Die Immobilienbranche – spät und sperrig

Es ist bemerkenswert, dass unterschiedliche Branchen unterschiedlich schnell die Digitalisierung suchen oder bewerkstelligen. Je standardisierter das Produkt, desto einfacher ist der Übergang von analoger zu digitaler Transaktion. Die Immobilien- aber auch die Finanzbranche sind da relativ spät und sperrig – ein profunder Wandel der Art des Wirtschaftens – hat bislang noch nicht stattgefunden. Vielmehr werden online und mobile Plattformen hauptsächlich als Marktplätze oder Netzwerkplattformen genutzt – komplett online gehandelt werden die Produkte in der Regel aber nicht.

Denn wer eine Mietwohnung sucht oder eine Eigentumswohnung kauft, wird sie sich eben nach wie vor selbst anschauen wollen. Nur in bestimmten Mietmarkt-Nischen funktioniert die Komplett-Online-Transaktion bis zur Schlüsselübergabe: möbliert und auf Zeit. Im Vergleich dazu sind Kaufimmobilien nicht nur High-Involvement-Produkte, sondern sogar High-High-Involvement-Produkte.

Über Dynamik und das Bedürfnis nach Sicherheit

Dass Immobilien zu Produkten gehören, die einen intensiveren Kaufprozess fordern, wird im Vergleich sehr deutlich: Wie viel Bücher kauft man alleine in der Weihnachtszeit? Wie viel Flüge bucht man pro Jahr? Aber wie viele Immobilien kauft der durchschnittliche Immobilienkunde in einem ganzen Leben? Dem Immobilienmarkt fehlt die Transaktionsdynamik, die andere Märkte in einem deutlich höheren Maße haben. Sogar der Finanzmarkt ist da bewegter. Es geht schließlich von der Geldanlage über Kreditanfragen bis zur Reiseversicherung um eine ziemliche Bandbreite an Produkten.

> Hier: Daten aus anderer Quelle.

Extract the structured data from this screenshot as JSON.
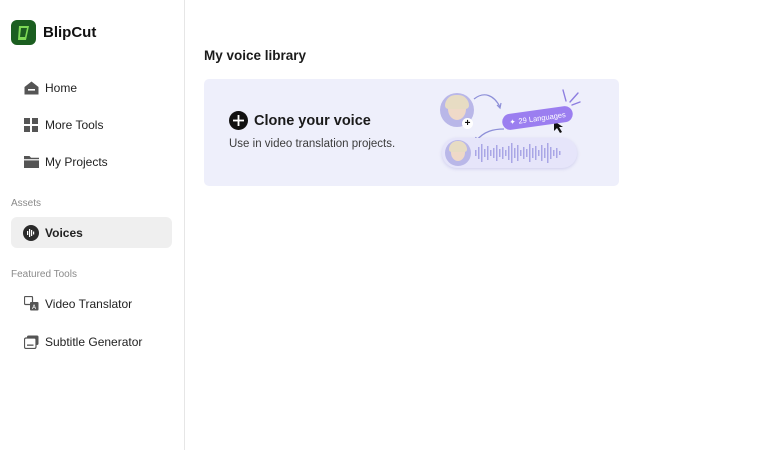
{
  "brand": {
    "name": "BlipCut"
  },
  "nav": {
    "home": "Home",
    "more_tools": "More Tools",
    "my_projects": "My Projects"
  },
  "sections": {
    "assets": "Assets",
    "featured_tools": "Featured Tools"
  },
  "assets_items": {
    "voices": "Voices"
  },
  "featured_items": {
    "video_translator": "Video Translator",
    "subtitle_generator": "Subtitle Generator"
  },
  "main": {
    "title": "My voice library",
    "clone_card": {
      "title": "Clone your voice",
      "description": "Use in video translation projects.",
      "languages_badge": "29 Languages"
    }
  },
  "colors": {
    "brand": "#1b5e20",
    "card_bg": "#eeeffb",
    "accent_purple": "#9b7ef0",
    "active_bg": "#efefef"
  },
  "icons": {
    "home": "home-icon",
    "more_tools": "grid-icon",
    "my_projects": "folder-icon",
    "voices": "waveform-icon",
    "video_translator": "translate-icon",
    "subtitle_generator": "subtitle-icon",
    "clone": "plus-circle-icon"
  }
}
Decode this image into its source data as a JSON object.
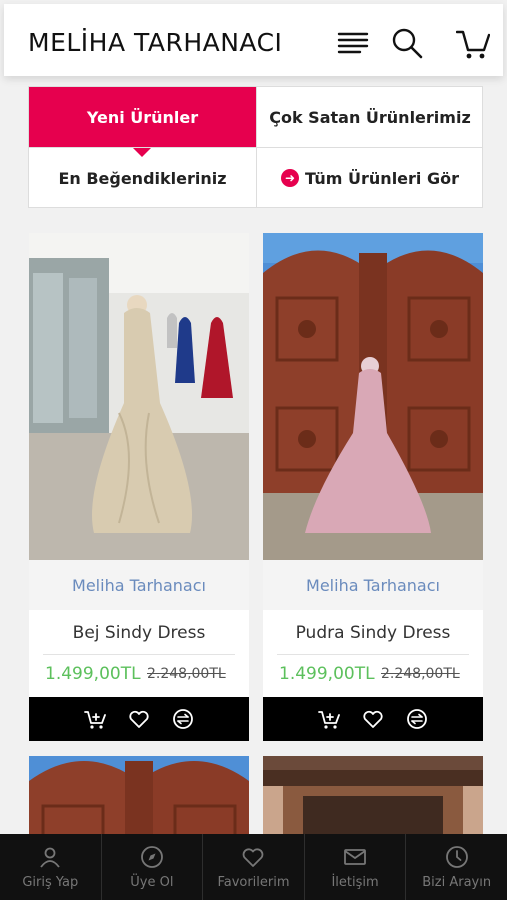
{
  "header": {
    "logo": "MELİHA TARHANACI",
    "icons": [
      "menu-icon",
      "search-icon",
      "cart-icon"
    ]
  },
  "tabs": {
    "new_products": "Yeni Ürünler",
    "best_sellers": "Çok Satan Ürünlerimiz",
    "most_liked": "En Beğendikleriniz",
    "see_all": "Tüm Ürünleri Gör"
  },
  "products": [
    {
      "brand": "Meliha Tarhanacı",
      "name": "Bej Sindy Dress",
      "price": "1.499,00TL",
      "old_price": "2.248,00TL",
      "color": "#d8cbb0"
    },
    {
      "brand": "Meliha Tarhanacı",
      "name": "Pudra Sindy Dress",
      "price": "1.499,00TL",
      "old_price": "2.248,00TL",
      "color": "#d9a8b6"
    }
  ],
  "bottom_nav": [
    {
      "label": "Giriş Yap",
      "icon": "user-icon"
    },
    {
      "label": "Üye Ol",
      "icon": "compass-icon"
    },
    {
      "label": "Favorilerim",
      "icon": "heart-icon"
    },
    {
      "label": "İletişim",
      "icon": "mail-icon"
    },
    {
      "label": "Bizi Arayın",
      "icon": "clock-icon"
    }
  ],
  "colors": {
    "accent": "#e6004e",
    "price": "#5cc05c",
    "brand": "#6a8bbd"
  }
}
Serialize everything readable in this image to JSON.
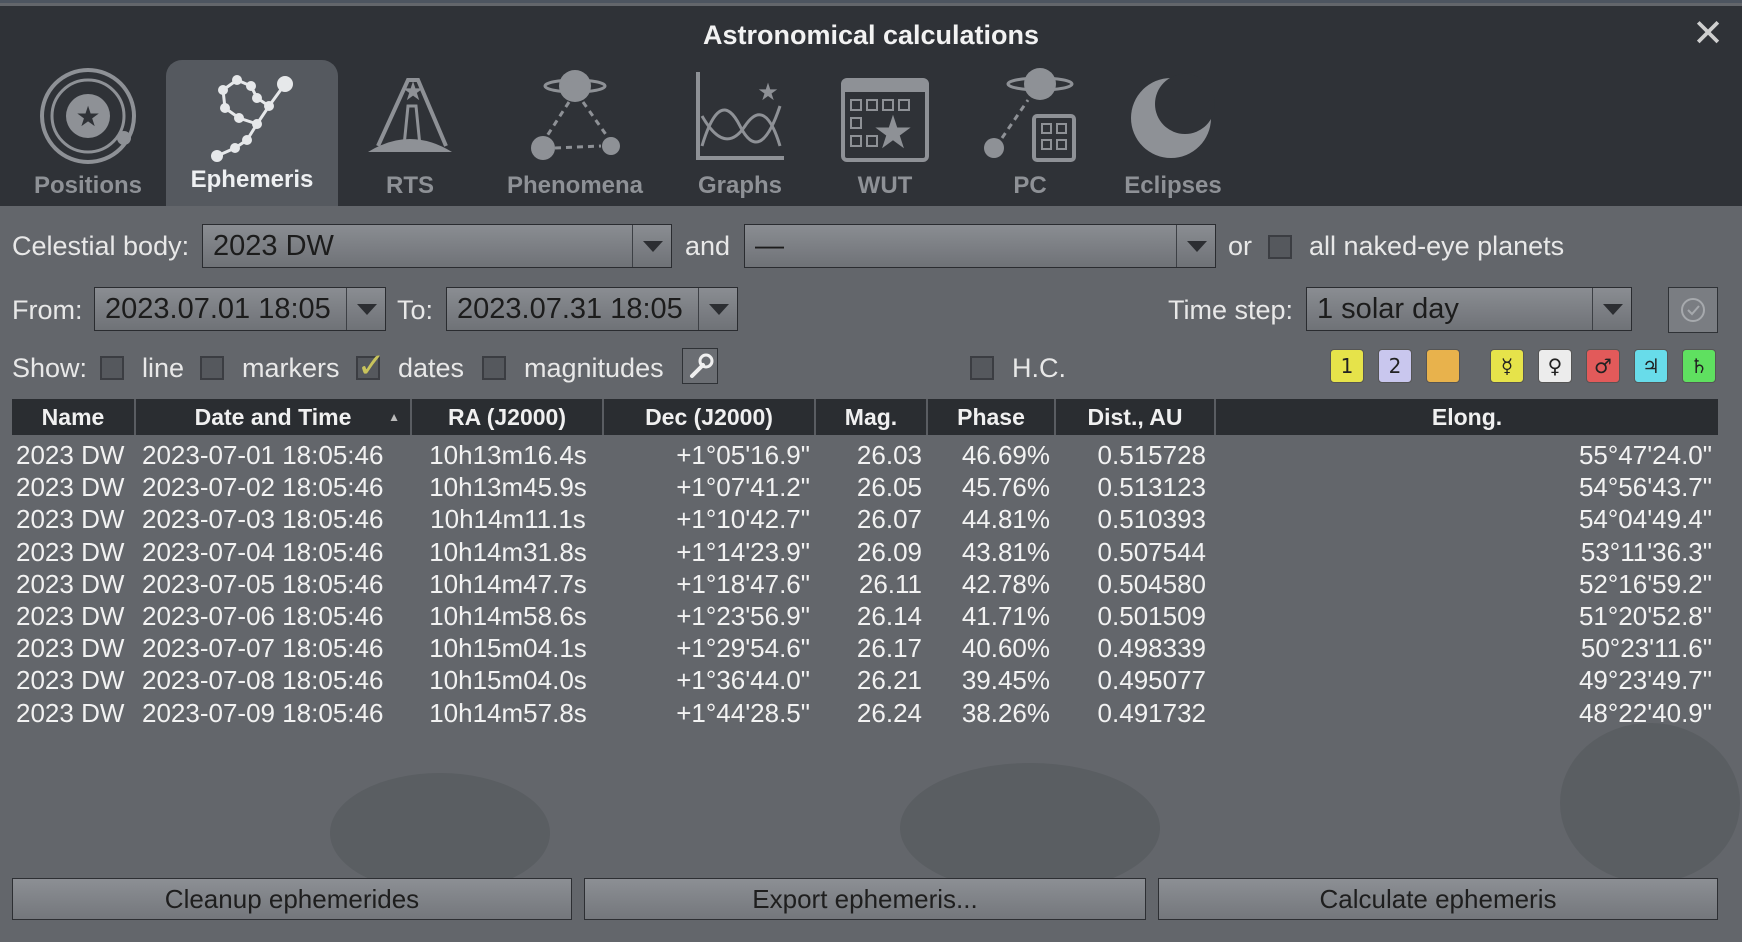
{
  "window": {
    "title": "Astronomical calculations"
  },
  "tabs": [
    {
      "label": "Positions",
      "icon": "positions-icon"
    },
    {
      "label": "Ephemeris",
      "icon": "ephemeris-icon",
      "active": true
    },
    {
      "label": "RTS",
      "icon": "rts-icon"
    },
    {
      "label": "Phenomena",
      "icon": "phenomena-icon"
    },
    {
      "label": "Graphs",
      "icon": "graphs-icon"
    },
    {
      "label": "WUT",
      "icon": "wut-icon"
    },
    {
      "label": "PC",
      "icon": "pc-icon"
    },
    {
      "label": "Eclipses",
      "icon": "eclipses-icon"
    }
  ],
  "controls": {
    "celestial_label": "Celestial body:",
    "celestial_value": "2023 DW",
    "and_label": "and",
    "second_value": "—",
    "or_label": "or",
    "naked_eye_label": "all naked-eye planets",
    "from_label": "From:",
    "from_value": "2023.07.01 18:05",
    "to_label": "To:",
    "to_value": "2023.07.31 18:05",
    "timestep_label": "Time step:",
    "timestep_value": "1 solar day",
    "show_label": "Show:",
    "line_label": "line",
    "markers_label": "markers",
    "dates_label": "dates",
    "magnitudes_label": "magnitudes",
    "hc_label": "H.C."
  },
  "planet_buttons": [
    {
      "label": "1",
      "color": "#e6e34a"
    },
    {
      "label": "2",
      "color": "#c9c7ee"
    },
    {
      "label": "",
      "color": "#e8b24c"
    },
    {
      "label": "☿",
      "color": "#e6e34a"
    },
    {
      "label": "♀",
      "color": "#ececec"
    },
    {
      "label": "♂",
      "color": "#e25a5a"
    },
    {
      "label": "♃",
      "color": "#68dcea"
    },
    {
      "label": "♄",
      "color": "#5fe060"
    }
  ],
  "table": {
    "headers": [
      "Name",
      "Date and Time",
      "RA (J2000)",
      "Dec (J2000)",
      "Mag.",
      "Phase",
      "Dist., AU",
      "Elong."
    ],
    "rows": [
      [
        "2023 DW",
        "2023-07-01 18:05:46",
        "10h13m16.4s",
        "+1°05'16.9\"",
        "26.03",
        "46.69%",
        "0.515728",
        "55°47'24.0\""
      ],
      [
        "2023 DW",
        "2023-07-02 18:05:46",
        "10h13m45.9s",
        "+1°07'41.2\"",
        "26.05",
        "45.76%",
        "0.513123",
        "54°56'43.7\""
      ],
      [
        "2023 DW",
        "2023-07-03 18:05:46",
        "10h14m11.1s",
        "+1°10'42.7\"",
        "26.07",
        "44.81%",
        "0.510393",
        "54°04'49.4\""
      ],
      [
        "2023 DW",
        "2023-07-04 18:05:46",
        "10h14m31.8s",
        "+1°14'23.9\"",
        "26.09",
        "43.81%",
        "0.507544",
        "53°11'36.3\""
      ],
      [
        "2023 DW",
        "2023-07-05 18:05:46",
        "10h14m47.7s",
        "+1°18'47.6\"",
        "26.11",
        "42.78%",
        "0.504580",
        "52°16'59.2\""
      ],
      [
        "2023 DW",
        "2023-07-06 18:05:46",
        "10h14m58.6s",
        "+1°23'56.9\"",
        "26.14",
        "41.71%",
        "0.501509",
        "51°20'52.8\""
      ],
      [
        "2023 DW",
        "2023-07-07 18:05:46",
        "10h15m04.1s",
        "+1°29'54.6\"",
        "26.17",
        "40.60%",
        "0.498339",
        "50°23'11.6\""
      ],
      [
        "2023 DW",
        "2023-07-08 18:05:46",
        "10h15m04.0s",
        "+1°36'44.0\"",
        "26.21",
        "39.45%",
        "0.495077",
        "49°23'49.7\""
      ],
      [
        "2023 DW",
        "2023-07-09 18:05:46",
        "10h14m57.8s",
        "+1°44'28.5\"",
        "26.24",
        "38.26%",
        "0.491732",
        "48°22'40.9\""
      ]
    ]
  },
  "buttons": {
    "cleanup": "Cleanup ephemerides",
    "export": "Export ephemeris...",
    "calculate": "Calculate ephemeris"
  }
}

Die größte Dynamik, die der Kaufimmobilienmarkt – der sich hier deutlich vom Mietimmobilienmarkt unterscheidet – überhaupt in die Digitalisierung trägt, ist – nach Auswahl und Preistransparenz – die Suche nach Sicherheit. Diese Sicherheit ist das nächste wichtige Asset, wenn es um die Digitalisierung von Immobilienverkäufen geht. Sowohl für die B2B-Marktteilnehmer als auch für die Privatkäufer und Käufer.

Market Networks als Fels in der Brandung

Reine Marktplätze und reine Netzwerke können diesen hohen Anspruch an Sicherheit nicht bieten. Als erster Anbieter eines sogenannten Market Networks, einer Kombination aus beiden, bieten wir mit realbest aber genau das: eine sehr transparente und sehr sichere 360-Grad-Vernetzung aller Transaktionsbeteiligten. Hier ist im Moment die größte Dynamik zu finden – denn auch PropTech-Unternehmen dürfen bei der Digitalisierung nicht vergessen: In der Immobilienbranche geht es um die höchsten Summen.